Extended Data Fig. 6: Saliva sampling supports a role for oral cavity in COVID-19 pathogenesis.

a,b, (a) Acellular (b) and cellular fractions (N = 8) were incubated with Vero cells in duplicate. Supernatants from the acellular saliva more often caused CPE (n = 2 of 8) compared to the cellular fraction (n = 1 of 8); 1 independent replication. c, A clinical study, NIH Transmissibility and Viral Load of SARS-CoV-2 Through Oral Secretions Study (AKA – ‘NIH Carline Study’), was used for symptom tracking and prospective sampling of nasopharyngeal (NP) swabs and saliva. d, Subjects with the highest saliva viral load and reported taste alterations (left); these individuals displayed infection of salivary epithelial (pCK⁺) cells using spike and polymerase probes--n = 3 (CoV19, CoV23, CoV25 where 2257, 28260, and 31804 cells, respectively, were counted).
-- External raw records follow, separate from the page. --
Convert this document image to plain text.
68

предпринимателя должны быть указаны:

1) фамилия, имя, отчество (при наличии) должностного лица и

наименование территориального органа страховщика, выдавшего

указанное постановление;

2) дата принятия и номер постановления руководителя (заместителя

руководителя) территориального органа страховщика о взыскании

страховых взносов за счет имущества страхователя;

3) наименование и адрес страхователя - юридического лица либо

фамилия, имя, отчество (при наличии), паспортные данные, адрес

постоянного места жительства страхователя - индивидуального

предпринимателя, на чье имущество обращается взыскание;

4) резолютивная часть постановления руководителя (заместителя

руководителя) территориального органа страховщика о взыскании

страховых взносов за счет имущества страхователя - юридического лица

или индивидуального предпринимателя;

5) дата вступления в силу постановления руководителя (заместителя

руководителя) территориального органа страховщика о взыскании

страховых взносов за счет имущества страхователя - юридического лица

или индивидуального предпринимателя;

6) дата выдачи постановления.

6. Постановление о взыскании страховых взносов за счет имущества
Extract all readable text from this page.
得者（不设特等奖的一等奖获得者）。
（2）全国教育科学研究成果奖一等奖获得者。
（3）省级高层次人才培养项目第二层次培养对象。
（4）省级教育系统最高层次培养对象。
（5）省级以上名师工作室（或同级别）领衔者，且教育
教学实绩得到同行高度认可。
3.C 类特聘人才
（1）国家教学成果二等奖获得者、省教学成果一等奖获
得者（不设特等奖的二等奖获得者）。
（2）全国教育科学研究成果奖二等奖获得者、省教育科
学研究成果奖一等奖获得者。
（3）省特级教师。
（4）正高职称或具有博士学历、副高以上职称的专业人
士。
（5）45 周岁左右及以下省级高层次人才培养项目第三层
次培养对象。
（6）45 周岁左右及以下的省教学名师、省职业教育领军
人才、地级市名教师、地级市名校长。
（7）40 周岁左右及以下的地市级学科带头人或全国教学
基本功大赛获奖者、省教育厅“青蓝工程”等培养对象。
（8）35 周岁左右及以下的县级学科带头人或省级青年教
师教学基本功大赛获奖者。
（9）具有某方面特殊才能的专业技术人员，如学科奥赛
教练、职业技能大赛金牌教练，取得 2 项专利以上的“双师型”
Bars are presented as mean + /- SEM., respectively with 1 independent replication). e, Infectious saliva fraction was measured with masks and unmasked in symptomatic (oral/systemic; red and systemic only; green). f, Sub-study of LIPS for nucleocapsid IgG and spike IgG levels comparing saliva and sera from the same subjects by calculating a two-sided agreement statistic (kappa) of antibody positivity without adjustment for multiple comparisons. Due to the limitations of the study design, samples were not temporally linked. In general, there was fair to excellent agreement between the presence of salivary and sera antibodies to nucleocapsid and spike, respectively. No pattern for salivary versus sera nucleocapsid IgG levels was observed, though this may reflect temporal differences. Sera trended toward relatively higher levels when assaying for spike IgG antibody levels. Green dotted lines in (f) represent saliva cutoff for nucleocapsid and spike; blue dotted lines, cutoffs for sera. Annotations: Scale bars: (a,b) 100μm, (d) 25μm. Statistical test (e): p < 0.005, two-sided Wilcoxon signed-rank test.